On the road in Laos #3 – Akha villages

There are so many different peoples living in Laos that it would be impossible for me to try to remember the characteristics of each group, but the Akha people make themselves memorable by living as high in the mountains as they can. 

On the way to visit a group at the top of a mountain, we came across another Akha village where a young girl was out near the side of the road cleaning cotton bolls.

You might notice that apart from the headscarf to protect her from the sun, and the thongs on her feet, she is clad entirely in traditional Akha garb. The Akha still live quite a traditional way of life, especially the women, who, I was told, often only speak Akha (and no Lao) and rarely leave the village, particularly not to live and work elsewhere.

Akha embroidered clothing is popular with tourists, in fact I scored a fabulous Akha jacket when I was in Laos two years ago (have you seen it?

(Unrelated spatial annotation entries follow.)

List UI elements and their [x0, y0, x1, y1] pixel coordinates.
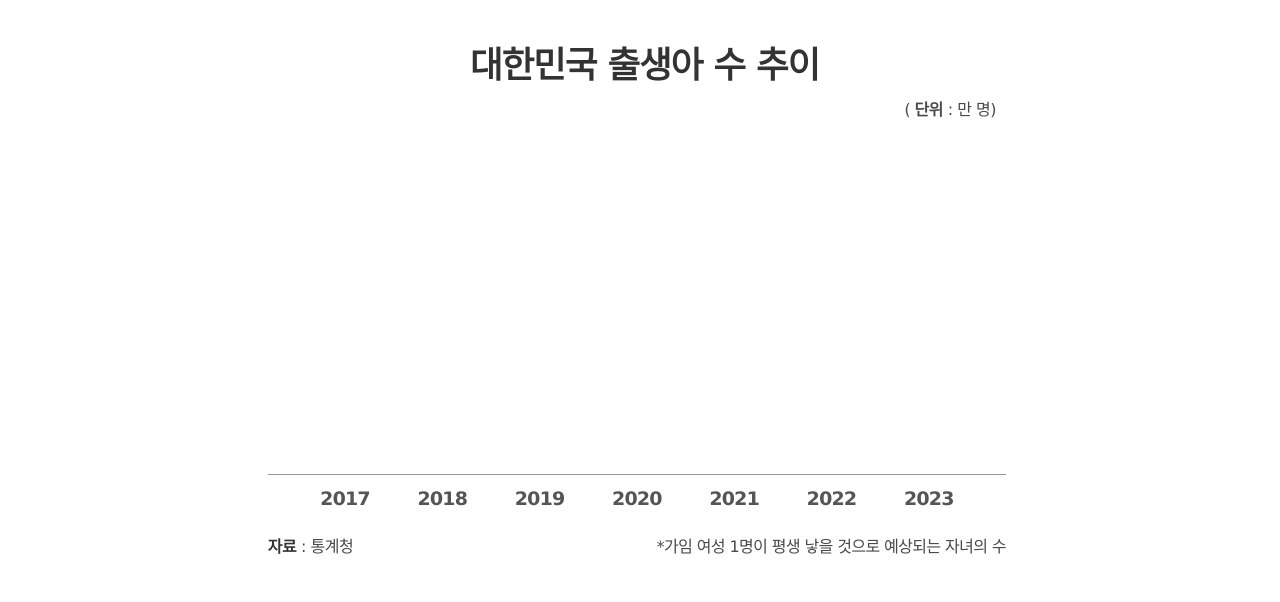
plot-svg [268, 120, 1006, 480]
chart-title: 대한민국 출생아 수 추이 [470, 45, 821, 86]
unit-value: 만 명 [957, 100, 991, 119]
source-key: 자료 [268, 537, 297, 556]
x-tick-label-2017: 2017 [320, 488, 370, 510]
x-tick-label-2018: 2018 [417, 488, 468, 510]
x-tick-label-2023: 2023 [903, 488, 954, 510]
x-tick-label-2020: 2020 [612, 488, 662, 510]
x-axis-baseline [268, 474, 1006, 475]
x-tick-label-2021: 2021 [709, 488, 760, 510]
footnote: *가임 여성 1명이 평생 낳을 것으로 예상되는 자녀의 수 [656, 537, 1007, 556]
x-tick-label-2019: 2019 [514, 488, 565, 510]
plot-area [268, 120, 1006, 480]
x-axis: 2017 2018 2019 2020 2021 2022 2023 [268, 488, 1006, 518]
unit-key: 단위 [914, 100, 944, 119]
unit-label: ( 단위 : 만 명) [904, 100, 996, 119]
source-value: 통계청 [310, 537, 354, 556]
x-tick-label-2022: 2022 [806, 488, 857, 510]
source-label: 자료 : 통계청 [268, 537, 354, 556]
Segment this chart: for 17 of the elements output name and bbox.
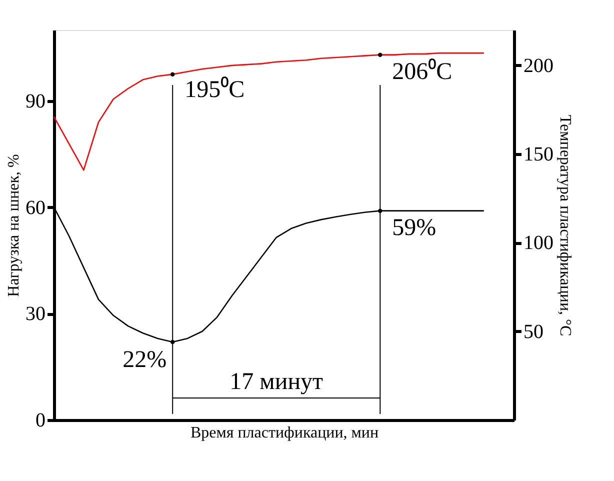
y2-tick-label: 200: [524, 54, 554, 77]
y2-tick-label: 50: [524, 320, 544, 343]
x-axis-title: Время пластификации, мин: [190, 424, 379, 442]
y-tick-label: 30: [26, 303, 46, 326]
annotation: 22%: [122, 347, 167, 373]
y2-axis-title: Температура пластификации, °C: [556, 114, 574, 336]
y-axis-title: Нагрузка на шнек, %: [6, 154, 22, 297]
y-tick-label: 90: [26, 90, 46, 112]
y-tick-label: 60: [26, 196, 46, 219]
line-series: [53, 52, 485, 171]
annotation: 195⁰C: [184, 76, 245, 103]
y2-tick-label: 100: [524, 232, 554, 254]
annotation: 206⁰C: [392, 58, 452, 85]
y-tick-label: 0: [36, 410, 46, 432]
annotation: 59%: [392, 215, 436, 241]
annotation: 17 минут: [230, 369, 324, 395]
y2-tick-label: 150: [524, 144, 554, 166]
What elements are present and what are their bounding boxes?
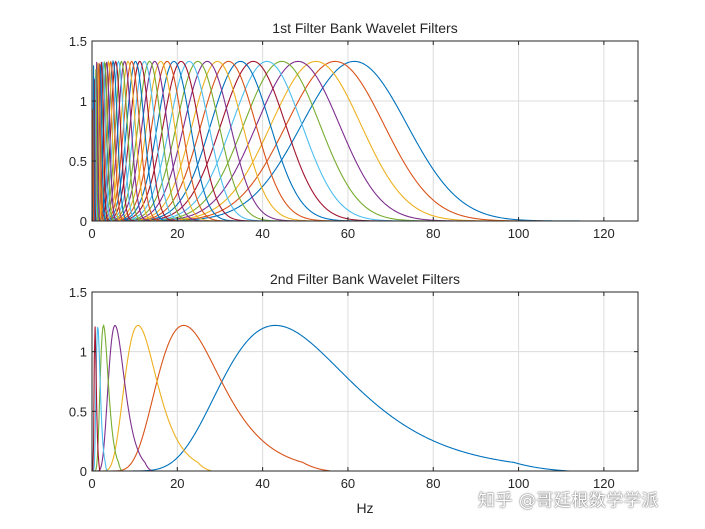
x-tick-label: 80 [426,226,440,241]
plot-area [91,40,639,222]
x-tick-label: 60 [341,226,355,241]
y-tick-label: 0.5 [69,154,87,169]
x-tick-label: 100 [508,226,530,241]
top-axes: 0 20 40 60 80 100 120 0 0.5 1 1.5 1st Filter Bank W… [69,20,639,241]
x-tick-label: 20 [170,476,184,491]
chart-title: 1st Filter Bank Wavelet Filters [272,20,457,36]
y-tick-label: 1.5 [69,285,87,300]
series-line [92,324,638,472]
x-tick-label: 40 [255,476,269,491]
x-tick-label: 0 [88,226,95,241]
y-tick-label: 1 [80,94,87,109]
x-tick-label: 100 [508,476,530,491]
x-tick-label: 20 [170,226,184,241]
x-tick-label: 40 [255,226,269,241]
y-tick-label: 1.5 [69,34,87,49]
x-tick-label: 0 [88,476,95,491]
bottom-axes: 0 20 40 60 80 100 120 0 0.5 1 1.5 2nd Filter Bank W… [69,271,639,516]
x-tick-label: 120 [593,476,615,491]
axes-frame [91,40,639,222]
chart-title: 2nd Filter Bank Wavelet Filters [270,271,460,287]
y-tick-label: 0 [80,464,87,479]
watermark-text: 知乎 @哥廷根数学学派 [478,491,659,511]
x-axis-label: Hz [356,500,373,516]
plot-area [91,291,639,472]
y-tick-label: 1 [80,345,87,360]
y-tick-label: 0 [80,214,87,229]
axes-frame [91,291,639,472]
x-tick-label: 80 [426,476,440,491]
y-tick-label: 0.5 [69,404,87,419]
x-tick-label: 120 [593,226,615,241]
x-tick-label: 60 [341,476,355,491]
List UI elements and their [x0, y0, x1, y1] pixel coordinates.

If not, click here and please ignore the terrible layout). Kommaly bargained with this group to buy a few pieces.

Most of the girls were actually not wearing anything Akha – except for their headgear. And their headgear shows that I shouldn’t really be calling them girls, because they are in fact married women, many of them with babies, although I’m pretty sure most of them were still only about 18 – at the oldest.

We were treated to lunch at the chief’s house when we got to the village at the top of the mountain. It’s not particularly appetising to look at, but this grey dish was DELICIOUS. It’s banana flower and lemongrass soup, and I must have had about a zillion helpings!

We were also treated to a fashion show of sorts, as the girl in the picture was helped to get all the heavy headgear on (over her totally modern outfit!). Once a woman is married, she wears this headgear all the time – apparently even to sleep in, although I’m hoping that I misunderstood that, as it would be so heavy! 

The headgear is covered in all kinds of embellishment including coins, beads and tassels, and it gets handed down over the generations as a form of portable wealth.

The embroidery is very intricate and colourful, with seemingly few rules, except that white must be used as it has some special meaning. This lady is holding a hip covering which has a coin and tassel attached to the corner. I bought something similar, but with no coin and tassel – the coins are often close to 100 years old and quite precious to the Akha, so they don’t like to part with them.

I ordered a few accessory samples from this group, but I’m not sure how long the embroidery takes, so have no idea when I’ll actually receive them. Soon, hopefully!